Quand nous entrons dans de vieux appartements, nous voyons souvent accrochés aux murs des chromos représentant Jésus portant un agnelet dans ses bras ou d’autres douceurs du genre. Des versions modernes de la même veine existent aussi en quantité. Il est clair que l’image du doux Jésus que véhiculent ces représentations cadrent mal avec la parole que rapporte l’évangile de Matthieu : « Ne pensez pas que sois venu jeter la paix sur le monde : je ne suis pas venu jeter la paix, mais l’épée. » C’est la traduction littérale. L’évangéliste Luc atténue la dureté de l’expression en écrivant : je suis venu apporter la division. Mais à un autre endroit, il note une parole de Jésus tout à fait semblable : « Je suis venu jeter un feu sur la terre, et qu’ai-je à désirer, s’il est déjà allumé » ? Enfin, dans l’évangile de Thomas, un apocryphe, nous trouvons cette parole qui va dans le même sens : « Jésus dit : « Certainement les hommes pensent que je suis venu pour jeter une paix sur l’univers.
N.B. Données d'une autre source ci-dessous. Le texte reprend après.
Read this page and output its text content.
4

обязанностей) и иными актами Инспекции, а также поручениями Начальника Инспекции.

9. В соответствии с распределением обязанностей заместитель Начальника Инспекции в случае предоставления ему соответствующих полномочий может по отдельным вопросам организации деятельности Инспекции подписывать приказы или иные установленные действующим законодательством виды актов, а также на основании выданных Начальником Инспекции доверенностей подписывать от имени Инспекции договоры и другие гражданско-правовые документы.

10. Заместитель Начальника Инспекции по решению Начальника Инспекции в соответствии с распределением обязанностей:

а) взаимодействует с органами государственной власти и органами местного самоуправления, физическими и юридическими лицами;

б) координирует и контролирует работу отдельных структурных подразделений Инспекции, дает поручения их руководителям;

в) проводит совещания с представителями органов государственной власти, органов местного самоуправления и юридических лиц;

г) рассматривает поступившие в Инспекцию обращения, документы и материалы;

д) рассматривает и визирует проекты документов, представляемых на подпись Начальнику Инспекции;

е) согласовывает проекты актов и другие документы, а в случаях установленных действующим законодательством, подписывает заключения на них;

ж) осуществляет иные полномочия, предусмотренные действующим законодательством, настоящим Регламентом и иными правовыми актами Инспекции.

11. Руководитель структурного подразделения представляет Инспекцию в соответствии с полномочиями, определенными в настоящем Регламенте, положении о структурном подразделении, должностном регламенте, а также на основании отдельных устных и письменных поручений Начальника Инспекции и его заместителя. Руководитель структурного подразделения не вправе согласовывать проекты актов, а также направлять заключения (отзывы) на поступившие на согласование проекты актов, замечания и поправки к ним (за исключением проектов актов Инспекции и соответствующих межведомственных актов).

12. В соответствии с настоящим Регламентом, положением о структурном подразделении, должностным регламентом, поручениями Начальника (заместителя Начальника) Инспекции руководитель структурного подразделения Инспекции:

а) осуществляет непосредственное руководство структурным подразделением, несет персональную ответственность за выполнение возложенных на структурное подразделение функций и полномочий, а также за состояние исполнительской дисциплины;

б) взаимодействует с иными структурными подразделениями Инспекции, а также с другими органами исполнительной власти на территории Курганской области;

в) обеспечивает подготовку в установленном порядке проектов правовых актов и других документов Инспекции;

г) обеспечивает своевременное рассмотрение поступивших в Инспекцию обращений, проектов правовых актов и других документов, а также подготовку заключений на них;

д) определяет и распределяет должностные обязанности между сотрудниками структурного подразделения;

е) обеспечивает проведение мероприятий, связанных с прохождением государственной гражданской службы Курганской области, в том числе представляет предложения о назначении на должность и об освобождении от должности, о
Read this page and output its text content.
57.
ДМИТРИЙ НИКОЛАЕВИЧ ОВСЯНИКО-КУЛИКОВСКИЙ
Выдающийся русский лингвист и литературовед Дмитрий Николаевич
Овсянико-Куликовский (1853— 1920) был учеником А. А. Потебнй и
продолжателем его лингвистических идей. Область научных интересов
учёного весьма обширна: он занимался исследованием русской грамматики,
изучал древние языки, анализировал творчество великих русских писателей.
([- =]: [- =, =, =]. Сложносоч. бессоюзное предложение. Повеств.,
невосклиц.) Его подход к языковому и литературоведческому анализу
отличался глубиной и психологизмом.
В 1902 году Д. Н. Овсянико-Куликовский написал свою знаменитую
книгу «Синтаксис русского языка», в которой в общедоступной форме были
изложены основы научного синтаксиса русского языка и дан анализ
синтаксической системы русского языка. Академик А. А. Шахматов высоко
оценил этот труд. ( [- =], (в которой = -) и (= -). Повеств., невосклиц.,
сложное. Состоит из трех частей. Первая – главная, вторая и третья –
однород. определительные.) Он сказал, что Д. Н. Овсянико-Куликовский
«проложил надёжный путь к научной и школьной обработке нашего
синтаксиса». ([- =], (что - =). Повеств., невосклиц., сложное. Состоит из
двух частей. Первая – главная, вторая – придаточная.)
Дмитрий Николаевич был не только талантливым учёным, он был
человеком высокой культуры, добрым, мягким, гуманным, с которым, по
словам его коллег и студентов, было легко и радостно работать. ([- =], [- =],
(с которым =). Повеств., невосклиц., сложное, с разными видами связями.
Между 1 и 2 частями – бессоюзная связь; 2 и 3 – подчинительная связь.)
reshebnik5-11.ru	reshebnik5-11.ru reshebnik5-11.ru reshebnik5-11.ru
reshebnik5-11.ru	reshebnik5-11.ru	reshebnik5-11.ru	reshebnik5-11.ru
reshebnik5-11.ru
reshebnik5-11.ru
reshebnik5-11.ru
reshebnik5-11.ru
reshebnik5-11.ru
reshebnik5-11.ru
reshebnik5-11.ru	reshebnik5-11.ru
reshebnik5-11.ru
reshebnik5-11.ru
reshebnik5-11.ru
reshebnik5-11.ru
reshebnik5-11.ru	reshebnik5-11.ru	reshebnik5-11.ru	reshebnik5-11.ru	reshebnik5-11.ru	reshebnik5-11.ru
Mais ils ne savent pas que je suis venu pour jeter sur terre des discordes, le feu, l’épée, la guerre… »
Il importe que nous comprenions et interprétions bien ces paroles, parce que nous touchons là à un sujet très sensible aujourd’hui, celui de la violence et de la guerre. Et plus particulièrement, nous nous heurtons à une accusation aussi fréquente que facile, selon laquelle ce sont les religions, et notamment le christianisme, qui seraient à l’origine de toutes les violences et de toutes les guerres du passé. Il n’est pas rare que nous entendions des gens qui se piquent de culture déclarer que toutes les religions monothéistes sont violentes par nature, au contraire des religions polythéistes, qui seraient tolérantes et paisibles. Quiconque a étudié de près l’histoire des sociétés sait qu’il s’agit là d’un mythe et pour le moins d’une simplification du problème. En tout cas, on n’améliore pas les choses en croyant trouver l’origine de la violence chez les autres, au lieu d’admettre que la violence est présente en chacun de nous ! Et en méconnaissant le fait que la religion est souvent instrumentalisée ou pervertie par la politique.
2. Paix et fausse paix
Comment donc comprendre cette parole de Jésus, si dérangeante : non pas la paix, mais l’épée ? D’abord, il faut nous souvenir que c’est bien la paix, c’est-à-dire le vrai bonheur et le salut pour les hommes, que Dieu a pris pour objectif selon l’Ancien et le Nouveau Testament. Ce dernier se présente comme la bonne nouvelle du salut, de la délivrance, de la réconciliation et propose à tous un chemin vers la vie, la vie éternelle.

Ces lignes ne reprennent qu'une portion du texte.